An accused Witch was subject to a trial by ducking, the last to take place in the county, having been outlawed for 16 years. The unfortunate woman Ruth Osborne drowned and the inquest was held at the Half Moon. The main perpetrator was tried at Hertford and condemned to hang in chains on Wilstone Green.
Chipperfield is a small active village situated on a crossroads approximately 5 miles south-west of Hemel Hempstead and the same distance north-west of Watford. The village occupies a site some 1.75 miles east to west and 1.75 miles north to south on a chalk plateau at the edge of the Chilterns, some 130 to 160 metres above sea level. The chalk is overlain with pebbly clay and sand to the south and east and clay with flints to the north and west. There are two dry valleys where the chalk is exposed i.e. at Dunny Lane and Whippendell Bottom.
The village roads are bordered by an attractive mix of gardens, fields, hedges and woodland rather than solid walls. There is an extensive network of footpaths, pavements and permissive bridleways, most of which are well maintained. The white painted signposts and wooden public benches are in harmony with the character of the village.
Chipperfield Common, gifted in 1936 to the local authority to be maintained in consultation with the people of Chipperfield, extends to over 100 acres and is well used by local residents and visitors from the surrounding area. Most of the common woodland is secondary woodland estimated as varying in age between 80 and 176 years old, which has regenerated as the grazing of livestock fell out of practice. There are eight large mature sweet chestnut trees which are regarded as veteran trees, of great historical and landscape importance estimated to date back to between 1600 and 1620. The Common is the best known and valued feature in the village.
Long Marston is a small village to the north of Tring in Hertfordshire, in the Tring Rural parish council area. It is located roughly 5 miles east of Aylesbury and 11 miles north-west of Hemel Hempstead.

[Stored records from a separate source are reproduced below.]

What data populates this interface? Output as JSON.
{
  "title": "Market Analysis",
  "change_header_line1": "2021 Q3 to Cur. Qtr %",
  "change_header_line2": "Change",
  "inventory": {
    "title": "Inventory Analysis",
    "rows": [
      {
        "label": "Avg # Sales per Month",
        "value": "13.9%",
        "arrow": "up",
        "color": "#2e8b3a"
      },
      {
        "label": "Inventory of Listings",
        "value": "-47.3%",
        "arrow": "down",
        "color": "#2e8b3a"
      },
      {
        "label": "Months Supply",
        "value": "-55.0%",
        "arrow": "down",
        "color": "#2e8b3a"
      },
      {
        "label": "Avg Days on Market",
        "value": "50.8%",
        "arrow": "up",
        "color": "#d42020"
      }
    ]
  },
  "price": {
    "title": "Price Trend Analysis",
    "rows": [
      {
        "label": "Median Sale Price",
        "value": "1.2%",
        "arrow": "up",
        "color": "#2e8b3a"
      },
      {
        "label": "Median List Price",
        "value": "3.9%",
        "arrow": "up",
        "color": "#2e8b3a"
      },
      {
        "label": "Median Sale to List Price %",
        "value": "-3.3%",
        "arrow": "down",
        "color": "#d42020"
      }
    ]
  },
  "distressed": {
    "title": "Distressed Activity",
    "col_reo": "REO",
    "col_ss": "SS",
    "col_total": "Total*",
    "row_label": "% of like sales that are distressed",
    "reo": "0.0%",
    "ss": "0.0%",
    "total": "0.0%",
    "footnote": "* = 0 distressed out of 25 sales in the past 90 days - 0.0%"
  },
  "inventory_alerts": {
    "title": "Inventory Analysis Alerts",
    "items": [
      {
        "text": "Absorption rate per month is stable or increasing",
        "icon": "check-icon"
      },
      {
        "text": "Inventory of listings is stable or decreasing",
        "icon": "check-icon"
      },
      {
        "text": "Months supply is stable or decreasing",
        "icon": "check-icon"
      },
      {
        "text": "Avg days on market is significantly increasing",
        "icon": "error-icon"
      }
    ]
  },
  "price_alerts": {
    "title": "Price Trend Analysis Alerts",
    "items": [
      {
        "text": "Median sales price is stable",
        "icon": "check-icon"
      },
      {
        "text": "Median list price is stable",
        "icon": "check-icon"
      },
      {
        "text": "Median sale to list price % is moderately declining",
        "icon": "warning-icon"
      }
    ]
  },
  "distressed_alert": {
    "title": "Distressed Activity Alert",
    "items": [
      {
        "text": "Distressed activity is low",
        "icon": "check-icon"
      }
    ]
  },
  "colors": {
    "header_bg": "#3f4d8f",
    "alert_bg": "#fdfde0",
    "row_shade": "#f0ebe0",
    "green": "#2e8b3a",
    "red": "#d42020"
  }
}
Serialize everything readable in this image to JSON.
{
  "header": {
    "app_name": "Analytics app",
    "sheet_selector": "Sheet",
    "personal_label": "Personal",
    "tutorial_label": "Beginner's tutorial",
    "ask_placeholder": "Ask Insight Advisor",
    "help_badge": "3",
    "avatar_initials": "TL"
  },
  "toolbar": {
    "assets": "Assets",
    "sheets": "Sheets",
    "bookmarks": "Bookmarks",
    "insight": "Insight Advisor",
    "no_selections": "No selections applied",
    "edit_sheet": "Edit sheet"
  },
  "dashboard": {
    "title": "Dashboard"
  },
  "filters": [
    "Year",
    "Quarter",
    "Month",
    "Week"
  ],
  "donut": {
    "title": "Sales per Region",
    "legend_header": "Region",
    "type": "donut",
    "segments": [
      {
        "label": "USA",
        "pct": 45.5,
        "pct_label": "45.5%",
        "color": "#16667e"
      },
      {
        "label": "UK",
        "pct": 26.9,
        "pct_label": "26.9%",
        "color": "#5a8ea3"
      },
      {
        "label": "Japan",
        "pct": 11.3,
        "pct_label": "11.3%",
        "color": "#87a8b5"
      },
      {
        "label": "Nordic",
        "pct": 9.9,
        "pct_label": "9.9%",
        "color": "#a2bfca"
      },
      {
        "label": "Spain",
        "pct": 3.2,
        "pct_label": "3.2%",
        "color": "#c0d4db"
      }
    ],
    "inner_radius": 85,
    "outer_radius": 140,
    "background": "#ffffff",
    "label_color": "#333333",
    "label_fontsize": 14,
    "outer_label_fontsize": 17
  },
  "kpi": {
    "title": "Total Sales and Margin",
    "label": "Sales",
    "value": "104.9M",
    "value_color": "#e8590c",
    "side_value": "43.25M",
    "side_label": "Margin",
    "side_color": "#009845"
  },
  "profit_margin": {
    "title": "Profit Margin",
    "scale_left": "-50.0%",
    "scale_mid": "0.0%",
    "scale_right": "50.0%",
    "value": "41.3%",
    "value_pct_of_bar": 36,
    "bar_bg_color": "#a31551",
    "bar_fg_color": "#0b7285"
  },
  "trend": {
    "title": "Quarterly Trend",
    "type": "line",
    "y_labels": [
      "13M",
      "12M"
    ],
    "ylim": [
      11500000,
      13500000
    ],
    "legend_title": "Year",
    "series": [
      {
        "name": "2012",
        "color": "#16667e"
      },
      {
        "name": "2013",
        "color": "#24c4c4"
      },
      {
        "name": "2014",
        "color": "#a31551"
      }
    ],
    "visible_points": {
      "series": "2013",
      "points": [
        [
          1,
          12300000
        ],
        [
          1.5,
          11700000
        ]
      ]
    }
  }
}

The name of the village is likely to derive from 'Mershton', literally Marsh Farm, a reference to its propensity for flooding . By 1751 this had developed into the name Long Marcon
Long Marston Airfield were used as an aerodrome in 1917 during the First World War, but activities ceased after the armistice.
In 1940, farmland worked mainly by Arthur Rees and some by William Southernwoods was requisitioned, and 1941 saw intense activity as building contractors George Wimpey flattened the land and constructed runways, service roads and buildings
The Gaddesden Place positioned east of the small village, was built from 1768 to 1773 for the Halsey family. It is surrounded by a huge park. In 1905 a fire destroyed the interior of the main house.
It is located in the Chiltern hills, north of Hemel Hempstead. The parish borders to Flamsted,
Hemel Hempstead, Nettleden and Little Gaddesden and also to Studham in Bedfordshire.
The Church St. John the Baptist was probably the site of a pre-Christian sanctuary. The church shows features of every period since the 12th century. Part of the chancel with Roman bricks dates back to the early 12th century. The old church was extended by the south aisle in the 13th century and the north aisle in the 14th century, the west tower was built in the 15th century and the north chapel in the 18th.
The medieval convent of St Margarets stood northwest of the village. For a while the site served as a WW2 RCAF transit camp and later a boarding school for children with Special needs, and it is now a Theravadin Buddhist monastery, Amaravati Buddhist Monastery, complete with temple.
The River Gade has its name from Gaddesden. Its clear water is used for watercress beds along the river and at Water End south of Great Gaddesden is an old corn mill provided by the stream. The bridge over the river at Water End has a medieval appearance but was built in the 19th century.
Little Gaddesden is a village and civil parish in the English county of Hertfordshire three miles north of Berkhamsted. As well as Little Gaddesden village, the parish contains the settlements of Ashridge, Hudnall, and part of Ringshall.